Depuis quelques semaines, la méthode de travail des sapeurs-pompiers a changé. Cela a tout à voir avec le soi-disant tapez deux fois, une deuxième attaque des Russes qui succède rapidement à la première, dans le but d’éliminer le plus de sauveteurs possible. « Dans 99 % des cas, une deuxième attaque suit », confirme Gorbikov. « Nous courons donc un risque énorme. Pour sauver la vie de mon peuple, nous devons attendre au moins 15 minutes avant de repartir après une attaque russe. Il faut en moyenne 15 à 30 minutes pour que la deuxième explosion suive. Bien que cela soit complètement arbitraire, il n’y a souvent aucun niveau à évaluer.

null Statue Vincent Haiges

Statue Vincent Haiges

Le commandant reste silencieux un moment. « Attendre est toujours une décision difficile, la plus difficile de ma vie. Dans ce premier quart d’heure après la bombe, les blessés ont besoin de nous. Ils sont allongés là et attendent, en attendant ils sont terrifiés. Cela peut faire une différence de vie ou de mort si nous arrivons même quelques minutes plus tard. Nous en sommes tous parfaitement conscients. Et pourtant on ne peut s’empêcher d’attendre. Parce qu’en fin de compte, nous aidons plus de gens en restant nous-mêmes en vie. Mais ce quart d’heure est long. Pendant longtemps. » Au cours des premières semaines, le commandant a perdu un collègue et cinq autres ont été blessés.

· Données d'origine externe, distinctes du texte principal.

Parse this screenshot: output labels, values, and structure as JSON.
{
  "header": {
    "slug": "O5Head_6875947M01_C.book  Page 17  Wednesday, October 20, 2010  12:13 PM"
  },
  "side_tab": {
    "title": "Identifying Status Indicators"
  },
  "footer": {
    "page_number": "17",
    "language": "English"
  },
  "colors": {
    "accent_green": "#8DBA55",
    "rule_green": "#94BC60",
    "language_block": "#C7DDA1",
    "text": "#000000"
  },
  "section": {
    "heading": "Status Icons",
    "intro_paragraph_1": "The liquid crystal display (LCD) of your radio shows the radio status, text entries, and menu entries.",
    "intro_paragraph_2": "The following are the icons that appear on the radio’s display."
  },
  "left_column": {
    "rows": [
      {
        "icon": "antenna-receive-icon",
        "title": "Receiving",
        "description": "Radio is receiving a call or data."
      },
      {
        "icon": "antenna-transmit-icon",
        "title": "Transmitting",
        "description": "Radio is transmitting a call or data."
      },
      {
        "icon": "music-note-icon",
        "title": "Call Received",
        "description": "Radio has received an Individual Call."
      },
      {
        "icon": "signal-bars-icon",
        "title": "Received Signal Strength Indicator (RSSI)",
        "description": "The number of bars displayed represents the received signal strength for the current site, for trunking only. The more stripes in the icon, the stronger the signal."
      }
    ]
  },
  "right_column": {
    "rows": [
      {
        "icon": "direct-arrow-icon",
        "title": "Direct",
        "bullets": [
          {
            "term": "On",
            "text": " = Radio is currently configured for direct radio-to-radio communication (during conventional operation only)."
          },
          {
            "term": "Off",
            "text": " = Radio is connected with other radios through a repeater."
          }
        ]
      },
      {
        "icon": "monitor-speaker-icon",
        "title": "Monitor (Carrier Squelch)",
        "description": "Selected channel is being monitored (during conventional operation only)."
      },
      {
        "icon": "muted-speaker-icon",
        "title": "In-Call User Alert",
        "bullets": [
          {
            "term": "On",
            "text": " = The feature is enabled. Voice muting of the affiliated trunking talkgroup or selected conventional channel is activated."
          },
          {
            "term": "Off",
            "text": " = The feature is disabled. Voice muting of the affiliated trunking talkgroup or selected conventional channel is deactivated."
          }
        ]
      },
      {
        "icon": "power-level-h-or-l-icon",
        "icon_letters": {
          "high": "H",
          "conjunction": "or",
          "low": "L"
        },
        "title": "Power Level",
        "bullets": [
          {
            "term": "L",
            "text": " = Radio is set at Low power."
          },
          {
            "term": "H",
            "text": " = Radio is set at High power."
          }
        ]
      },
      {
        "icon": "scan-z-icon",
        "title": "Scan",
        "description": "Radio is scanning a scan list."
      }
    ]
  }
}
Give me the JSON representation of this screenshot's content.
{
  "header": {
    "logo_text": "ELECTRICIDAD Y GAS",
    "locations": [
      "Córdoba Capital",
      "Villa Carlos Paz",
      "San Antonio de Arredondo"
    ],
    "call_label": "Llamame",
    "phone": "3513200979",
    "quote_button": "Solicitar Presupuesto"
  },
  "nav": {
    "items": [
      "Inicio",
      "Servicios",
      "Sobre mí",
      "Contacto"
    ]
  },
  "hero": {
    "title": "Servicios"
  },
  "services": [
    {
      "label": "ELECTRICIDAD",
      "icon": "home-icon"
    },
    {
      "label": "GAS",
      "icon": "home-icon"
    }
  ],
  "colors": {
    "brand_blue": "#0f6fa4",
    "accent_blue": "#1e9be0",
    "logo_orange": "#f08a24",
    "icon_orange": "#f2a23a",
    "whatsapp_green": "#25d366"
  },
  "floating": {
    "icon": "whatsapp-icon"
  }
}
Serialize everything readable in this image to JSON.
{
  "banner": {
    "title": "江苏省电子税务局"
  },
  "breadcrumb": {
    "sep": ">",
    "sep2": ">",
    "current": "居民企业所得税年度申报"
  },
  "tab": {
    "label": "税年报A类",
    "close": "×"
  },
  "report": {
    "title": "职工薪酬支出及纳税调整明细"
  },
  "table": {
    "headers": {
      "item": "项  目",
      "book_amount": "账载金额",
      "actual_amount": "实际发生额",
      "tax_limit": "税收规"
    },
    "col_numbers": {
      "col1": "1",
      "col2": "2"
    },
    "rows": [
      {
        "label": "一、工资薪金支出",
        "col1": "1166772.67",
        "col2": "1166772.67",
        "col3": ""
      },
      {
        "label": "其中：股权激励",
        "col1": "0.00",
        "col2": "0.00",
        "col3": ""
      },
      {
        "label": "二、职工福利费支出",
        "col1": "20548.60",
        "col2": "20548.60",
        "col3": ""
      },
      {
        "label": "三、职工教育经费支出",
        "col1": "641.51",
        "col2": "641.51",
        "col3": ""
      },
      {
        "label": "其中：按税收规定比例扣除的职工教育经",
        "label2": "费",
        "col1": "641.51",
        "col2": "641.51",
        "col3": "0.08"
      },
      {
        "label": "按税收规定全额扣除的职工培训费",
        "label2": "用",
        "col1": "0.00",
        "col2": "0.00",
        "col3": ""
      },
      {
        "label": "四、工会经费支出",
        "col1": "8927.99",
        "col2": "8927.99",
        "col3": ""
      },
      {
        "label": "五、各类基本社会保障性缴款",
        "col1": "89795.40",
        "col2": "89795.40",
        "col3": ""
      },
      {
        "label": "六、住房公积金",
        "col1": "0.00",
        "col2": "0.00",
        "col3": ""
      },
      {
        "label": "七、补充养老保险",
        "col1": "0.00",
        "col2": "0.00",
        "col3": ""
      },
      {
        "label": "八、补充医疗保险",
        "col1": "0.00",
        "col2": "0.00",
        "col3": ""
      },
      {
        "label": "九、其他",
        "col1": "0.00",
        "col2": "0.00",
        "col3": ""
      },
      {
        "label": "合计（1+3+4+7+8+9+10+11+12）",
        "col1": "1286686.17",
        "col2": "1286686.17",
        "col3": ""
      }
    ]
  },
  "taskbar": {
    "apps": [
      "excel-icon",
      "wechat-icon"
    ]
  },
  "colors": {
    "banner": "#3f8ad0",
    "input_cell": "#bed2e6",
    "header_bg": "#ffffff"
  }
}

Ils ne veulent pas dire grand-chose sur la façon de faire face à toutes ces souffrances de la guerre : « Nous en parlons ensemble. Qui aide. Bien sûr, nous pouvons aussi avoir de la vodka mais nous n’avons pas le droit de boire au travail et comme nous restons actuellement ici 24 heures sur 24, cette vodka est pour plus tard.

A propos de leur relation avec les Russes – avec qui ils avaient une relation étroite jusqu’à avant-guerre parce qu’ils vivent si près les uns des autres – les pompiers sont brefs mais directs : « Avant, c’était nos frères. La frontière entre nos pays n’existait pas pour nous. Maintenant, c’est définitivement terminé. Nos frères sont partis pour toujours.